On the face of it today's results from Northern Rock are very much in line with what we expected.
Although apparently incongruous, it is not surprising that Northern Rock Asset Management - the 'bad bank' where the most toxic of its loans are deposited - has raced into the black ahead of the 'good bank' which made a relatively small loss of ã143m.
This strong performance from the asset management business perhaps suggests that the quality of loans on its books are not as bad as first feared, even though there has not been a fall in the number of customers in arrears,
But it is the 'good bank' which should attrack most of our attention for it is this part of the business that represents the future of the business in the North East.
That it made a loss today is not surprising. It is primarily concerned with savings and deposits rather than lending and, allied to its requirement to have a high level of cash in the business following its troubled past, this means it is not briniging in the type of earnings which will yield a profit yet.
Nonetheless, its performance is encouraging and there is no doubt that the taxpayer will ultimately make a profit when the Rock is sold back into the private sector. The big question remains when will this happen and what role will it play?

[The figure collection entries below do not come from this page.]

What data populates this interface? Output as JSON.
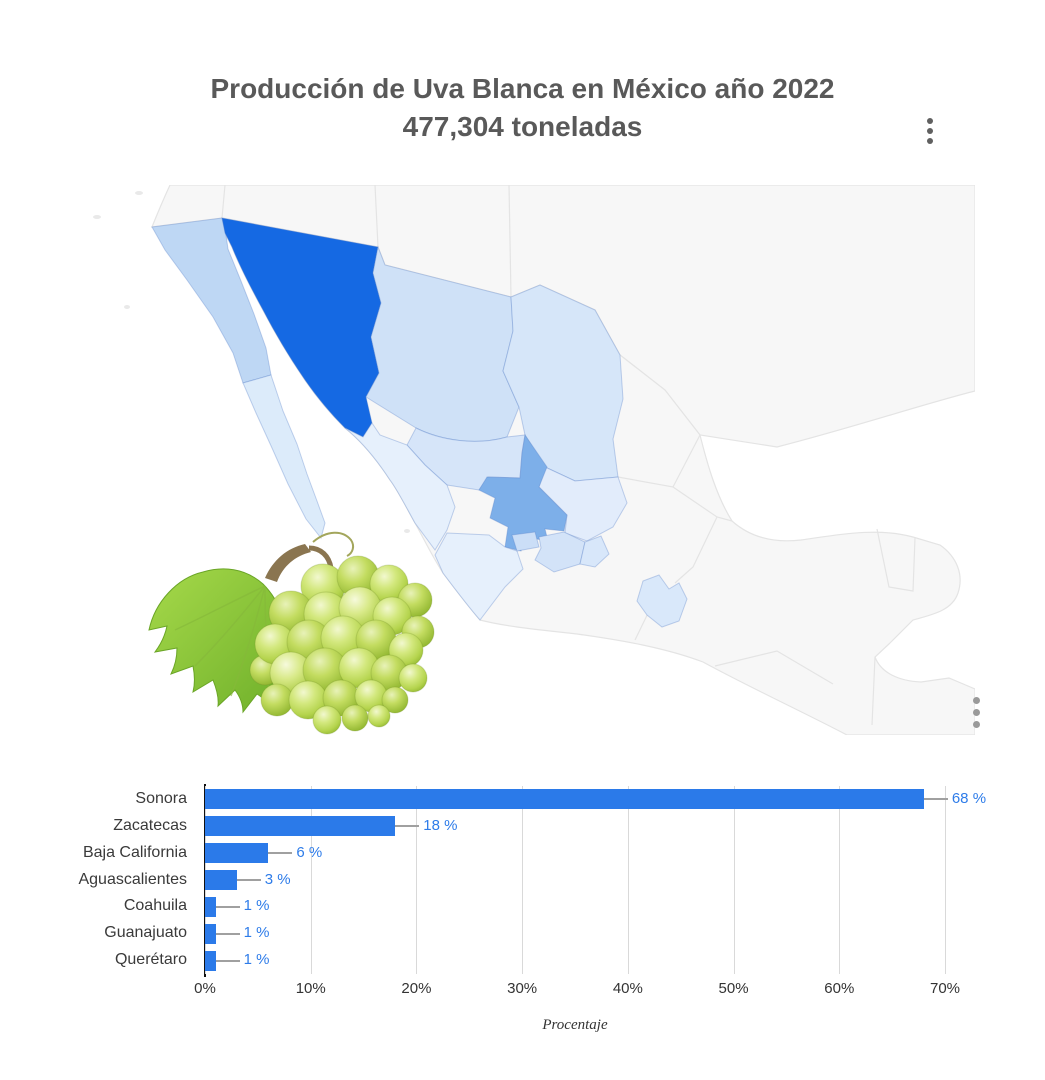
{
  "header": {
    "title_line1": "Producción de Uva Blanca en México año 2022",
    "title_line2": "477,304 toneladas",
    "title_color": "#595959",
    "menu_icon": "kebab-vertical"
  },
  "map": {
    "kind": "choropleth-mexico",
    "ocean_color": "#ffffff",
    "land_color": "#f7f7f7",
    "border_color": "#e4e4e4",
    "menu_icon": "kebab-vertical",
    "states": [
      {
        "id": "sonora",
        "name": "Sonora",
        "color": "#1569e3"
      },
      {
        "id": "zacatecas",
        "name": "Zacatecas",
        "color": "#7dafe9"
      },
      {
        "id": "baja-california",
        "name": "Baja California",
        "color": "#bed7f4"
      },
      {
        "id": "aguascalientes",
        "name": "Aguascalientes",
        "color": "#cbdef7"
      },
      {
        "id": "chihuahua",
        "name": "Chihuahua",
        "color": "#cfe1f7"
      },
      {
        "id": "coahuila",
        "name": "Coahuila",
        "color": "#d6e6f9"
      },
      {
        "id": "durango",
        "name": "Durango",
        "color": "#d6e5f9"
      },
      {
        "id": "guanajuato",
        "name": "Guanajuato",
        "color": "#d3e3f8"
      },
      {
        "id": "queretaro",
        "name": "Querétaro",
        "color": "#d8e7fa"
      },
      {
        "id": "san-luis-potosi",
        "name": "San Luis Potosí",
        "color": "#e2ecfb"
      },
      {
        "id": "sinaloa",
        "name": "Sinaloa",
        "color": "#e6f0fc"
      },
      {
        "id": "jalisco",
        "name": "Jalisco",
        "color": "#e6f0fc"
      },
      {
        "id": "puebla",
        "name": "Puebla",
        "color": "#d9e8fa"
      },
      {
        "id": "baja-california-sur",
        "name": "Baja California Sur",
        "color": "#dcebfa"
      }
    ]
  },
  "illustration": {
    "name": "green-grapes-image"
  },
  "chart_data": {
    "type": "bar",
    "orientation": "horizontal",
    "title": "Producción de Uva Blanca en México año 2022 — 477,304 toneladas",
    "categories": [
      "Sonora",
      "Zacatecas",
      "Baja California",
      "Aguascalientes",
      "Coahuila",
      "Guanajuato",
      "Querétaro"
    ],
    "values": [
      68,
      18,
      6,
      3,
      1,
      1,
      1
    ],
    "value_labels": [
      "68 %",
      "18 %",
      "6 %",
      "3 %",
      "1 %",
      "1 %",
      "1 %"
    ],
    "xlabel": "Procentaje",
    "ylabel": "",
    "xlim": [
      0,
      70
    ],
    "x_ticks": [
      "0%",
      "10%",
      "20%",
      "30%",
      "40%",
      "50%",
      "60%",
      "70%"
    ],
    "grid": true,
    "legend": null,
    "bar_color": "#2b7ae9",
    "value_label_color": "#2e7ce9",
    "gridline_color": "#d9d9d9",
    "axis_color": "#111111",
    "leader_line_color": "#a0a0a0"
  }
}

Today's figures show that this business is a relatively small player - and its new reduced size explains the recently announced job losses at the Rock where fewer people are required to do the level of work the business is engaged in.
In the current context of the government criticising the banks for failing to lend to business and warnings about a further need to shake up the sector with more competition, it is clear that the Rock can only play a very limited part in this in its current shape and size.
If the government is serious about reforming the banking sector, it should look at the Rock as an opportunity to deliver this change by growing the business to a much more meaningful size before selling it back into the private sector.